Toplumumuzun Kalıplaşmış Sözleri Düşünceleri ve Görüşleri

Bizler Türkiye Cumhuriyeti Ülkesinin Halkları olarak bütün toplumlarımızda sorgulama, okuma ve araştırma gibi alışkanlıkların yeterli boyutta olmadığından dolayıdır ki hazır kalıp sözler, düşünceler ve görüşler kullanıyorlar veya o toplumdaki bireyler bu sözlere görüşlere ve düşüncelere uygun yaşıyorlar. Tabi bu hazır kalıpların sonuçlarını da hep beraber yaşamaktayız.

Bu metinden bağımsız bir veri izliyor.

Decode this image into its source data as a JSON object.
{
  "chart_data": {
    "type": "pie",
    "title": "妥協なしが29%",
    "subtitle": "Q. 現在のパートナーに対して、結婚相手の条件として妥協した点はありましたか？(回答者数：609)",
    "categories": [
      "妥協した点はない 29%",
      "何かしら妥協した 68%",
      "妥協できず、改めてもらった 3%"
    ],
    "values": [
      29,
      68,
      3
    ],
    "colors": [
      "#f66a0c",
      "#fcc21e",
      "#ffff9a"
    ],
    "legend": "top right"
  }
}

Yaşadığımız dünyaya ve yaşadığımız topraklara kötü diyebiliyorsak eğer toplumlardaki o hakim görüşleri de her zaman sorgulamamız gerekmez mi? Toplumumuzda ki hakim görüşlerin daha çok devletin propagandalarından, halkın kendi deneyimlerinden, kalıplaşmış söz ve düşüncelerinden, atasözlerinden ve dini görüşlerden oluşmaktadır. Elbette ki tüm bu hazır kalıp olan sözler görüşler ve düşünceler var olan sistemin içerisinde mayalanmaktadır. Bu mayalanmak da olan tüm görüşler asla masum değildir; sistemin de bir manada halk yürütücüleri olanlardır.

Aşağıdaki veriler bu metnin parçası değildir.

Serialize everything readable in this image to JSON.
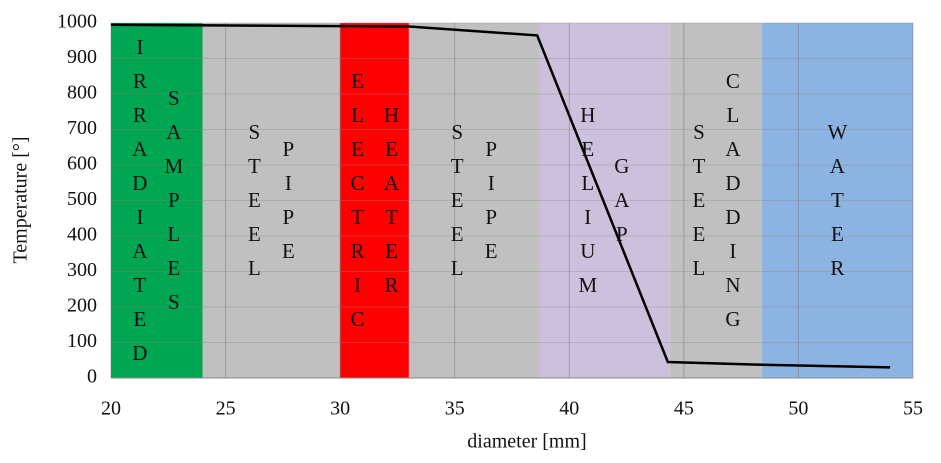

Bizler çoğumuz hatta toplum olarak hazır kalıp sözleri, düşünceleri ve görüşleri hiçbir zaman sorgulamadan sorup soruşturmadan sadece olduğu gibi ezberleyerek başka birine aktarıyoruz.

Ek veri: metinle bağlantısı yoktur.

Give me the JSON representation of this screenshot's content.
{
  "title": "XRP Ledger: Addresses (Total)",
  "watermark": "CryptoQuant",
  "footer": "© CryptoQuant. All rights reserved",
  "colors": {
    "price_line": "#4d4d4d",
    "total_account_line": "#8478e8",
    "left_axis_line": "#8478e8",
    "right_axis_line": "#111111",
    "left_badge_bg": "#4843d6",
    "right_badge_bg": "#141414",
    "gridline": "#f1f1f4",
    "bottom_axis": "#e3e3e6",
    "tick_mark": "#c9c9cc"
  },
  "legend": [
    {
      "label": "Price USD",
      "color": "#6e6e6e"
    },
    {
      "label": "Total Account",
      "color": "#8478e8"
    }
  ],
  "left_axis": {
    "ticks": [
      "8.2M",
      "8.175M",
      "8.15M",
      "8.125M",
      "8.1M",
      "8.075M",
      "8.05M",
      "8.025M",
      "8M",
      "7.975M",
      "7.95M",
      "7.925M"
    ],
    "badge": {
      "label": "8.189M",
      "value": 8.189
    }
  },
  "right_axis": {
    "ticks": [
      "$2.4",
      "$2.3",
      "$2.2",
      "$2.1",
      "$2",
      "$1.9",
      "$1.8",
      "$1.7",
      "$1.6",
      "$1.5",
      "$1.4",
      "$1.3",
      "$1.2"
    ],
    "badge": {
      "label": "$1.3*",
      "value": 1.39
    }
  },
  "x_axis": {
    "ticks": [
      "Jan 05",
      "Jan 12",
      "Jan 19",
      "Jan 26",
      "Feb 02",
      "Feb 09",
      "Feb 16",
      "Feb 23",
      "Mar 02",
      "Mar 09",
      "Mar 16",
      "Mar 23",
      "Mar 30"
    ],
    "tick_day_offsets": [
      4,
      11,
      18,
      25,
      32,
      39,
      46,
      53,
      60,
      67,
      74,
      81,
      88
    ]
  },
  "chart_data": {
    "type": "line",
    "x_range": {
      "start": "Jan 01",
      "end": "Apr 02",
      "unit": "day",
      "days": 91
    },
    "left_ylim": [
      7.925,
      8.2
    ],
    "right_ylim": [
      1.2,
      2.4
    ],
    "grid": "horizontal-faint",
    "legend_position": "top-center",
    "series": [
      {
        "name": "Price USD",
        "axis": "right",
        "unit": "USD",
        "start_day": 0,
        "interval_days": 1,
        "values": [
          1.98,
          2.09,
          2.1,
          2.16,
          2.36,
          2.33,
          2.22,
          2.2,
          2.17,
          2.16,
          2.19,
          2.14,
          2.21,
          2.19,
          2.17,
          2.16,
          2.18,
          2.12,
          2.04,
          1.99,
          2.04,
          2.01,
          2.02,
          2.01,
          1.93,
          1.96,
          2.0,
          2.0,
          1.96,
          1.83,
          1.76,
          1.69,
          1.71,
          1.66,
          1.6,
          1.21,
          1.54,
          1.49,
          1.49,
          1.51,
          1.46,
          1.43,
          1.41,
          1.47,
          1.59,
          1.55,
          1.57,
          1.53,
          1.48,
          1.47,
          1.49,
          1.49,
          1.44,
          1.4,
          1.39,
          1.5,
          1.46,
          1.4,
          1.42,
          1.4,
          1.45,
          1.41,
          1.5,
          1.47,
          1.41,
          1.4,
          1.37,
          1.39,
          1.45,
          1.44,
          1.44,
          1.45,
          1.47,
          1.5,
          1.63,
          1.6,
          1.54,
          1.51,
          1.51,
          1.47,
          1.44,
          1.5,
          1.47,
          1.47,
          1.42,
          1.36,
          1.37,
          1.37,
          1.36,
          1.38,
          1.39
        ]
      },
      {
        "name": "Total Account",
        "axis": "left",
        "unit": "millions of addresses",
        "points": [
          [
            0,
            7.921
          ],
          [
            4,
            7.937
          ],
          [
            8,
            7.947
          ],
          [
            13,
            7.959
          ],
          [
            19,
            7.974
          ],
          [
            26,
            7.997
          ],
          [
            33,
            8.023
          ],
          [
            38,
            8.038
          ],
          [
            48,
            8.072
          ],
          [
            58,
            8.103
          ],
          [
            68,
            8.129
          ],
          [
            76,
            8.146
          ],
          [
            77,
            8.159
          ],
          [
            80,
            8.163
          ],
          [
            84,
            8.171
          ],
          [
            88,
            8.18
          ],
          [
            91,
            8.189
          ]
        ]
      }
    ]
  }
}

Bizler toplum olarak hep şunu düşünürüz. Geçmişten günümüze böyle gelmiş böyle gidecek düşüncesine sahip bir toplum olmuşuz. Yaşadığımız şu dünyadan memnuniyetsizliklerini dile getiren herkesin öyle ki bu sözle karşılaştığını görebilmekteyiz. Hepimizin bilmesi gereken şudur ki; bu durumun ne geçmişten nede gelecekten öyle bir düzen çerçevesinde gelmediğini bilmemiz gerekir. Ayrıca bu durumun böyle gelmediği gibi böyle de gitmeyecektir. Geçmişte yaşanılan çağın feodal çağ olduğunu ve şuan yaşanılan çağın kapitalist çağ olduğunu görmemiz gerekir. Bununla birlikte feodalizmden önce de köleci bir toplum var olduğunu bilmemiz gerekir. Köleci olan toplumlardan öncesinde de sınıfsız ilkel komünal toplumların var olduğunu bilmemiz gerekir. İlkel Komünal toplumun sınıfsız bir toplum olduğunu ve insanların insanlar tarafından sömürülmediği bir düzen dönemiydi.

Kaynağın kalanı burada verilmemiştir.